Stromversorgung im Krieg: Ukraine will Atomkraft um das Dreifache ausbauen
Der ukrainische Präsident Wolodymyr Selenskyj kündigt einen Ausbau der Atomkraft an. Dabei sind AKWs wegen russische Angriffe ein hoher Risikofaktor.
Breiten Raum nahmen in Selenskyjs Rede auch die anhaltenden russischen Angriffe auf das Energiesystem ein. Über tausend Mal habe Russland Objekte des ukrainischen Energiesystems angegriffen. Dieser Herausforderung müsse man sich stellen. Energie effektiv zu nutzen, sei die Aufgabe von jedem Bewohner des Landes, so Selenskyj. Auch sei es in Zukunft wichtig, die Energieproduktion zu dezentralisieren. Gleichwohl setzt Selenskyj auf Atomstrom. Die Erzeugung von Atomstrom habe offensichtliche Priorität, sagte er.
Dabei ist die Produktion von Atomstrom wesentlich anfälliger für russische Luftschläge als die dezentrale Energieproduktion mit Hilfe von erneuerbarer Energien, wie Wind- und Sonnenenergie. Erneut hatten Anfang der Woche russische Angriffe auf das ukrainische Energiesystem die Sicherheit ukrainischer Kernkraftwerke gefährdet.

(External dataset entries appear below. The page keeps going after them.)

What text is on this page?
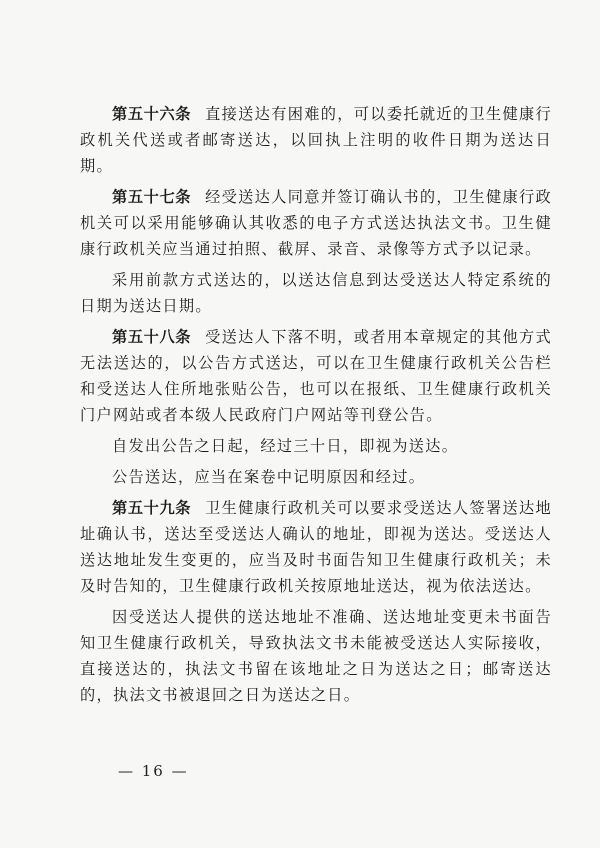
第五十六条 直接送达有困难的，可以委托就近的卫生健康行政机关代送或者邮寄送达，以回执上注明的收件日期为送达日期。

第五十七条 经受送达人同意并签订确认书的，卫生健康行政机关可以采用能够确认其收悉的电子方式送达执法文书。卫生健康行政机关应当通过拍照、截屏、录音、录像等方式予以记录。

采用前款方式送达的，以送达信息到达受送达人特定系统的日期为送达日期。

第五十八条 受送达人下落不明，或者用本章规定的其他方式无法送达的，以公告方式送达，可以在卫生健康行政机关公告栏和受送达人住所地张贴公告，也可以在报纸、卫生健康行政机关门户网站或者本级人民政府门户网站等刊登公告。

自发出公告之日起，经过三十日，即视为送达。

公告送达，应当在案卷中记明原因和经过。

第五十九条 卫生健康行政机关可以要求受送达人签署送达地址确认书，送达至受送达人确认的地址，即视为送达。受送达人送达地址发生变更的，应当及时书面告知卫生健康行政机关；未及时告知的，卫生健康行政机关按原地址送达，视为依法送达。

因受送达人提供的送达地址不准确、送达地址变更未书面告知卫生健康行政机关，导致执法文书未能被受送达人实际接收，直接送达的，执法文书留在该地址之日为送达之日；邮寄送达的，执法文书被退回之日为送达之日。

— 16 —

So hatten laut einem Bericht der Internationalen Atomenergiebehörde (IAEA) die ukrainischen Kernkraftwerke am 17. November als Folge der russischen Luftangriffe vorsorglich ihre Stromproduktion drosseln müssen. Obwohl die Anlagen in Chmelnyzkyj, Riwne und Südukraine nicht direkt von den Angriffen betroffen waren, wurden Umspannwerke, die mit den Kernkraftwerken verbunden sind, am 17. November beschädigt. Als Folge konnten nur zwei der neun in Betrieb befindlichen Reaktoren des Landes mit voller Leistung Strom produzieren.
Kleine modulare Reaktoren
Trotz der offensichtlichen Verwundbarkeit der Atomwirtschaft im Krieg, der Erfahrung des russischen Überfalls auf die AKW Saporischschja und Tschernobyl verfolgt die Ukraine weiterhin ehrgeizige Pläne für den Ausbau ihrer Atomenergie.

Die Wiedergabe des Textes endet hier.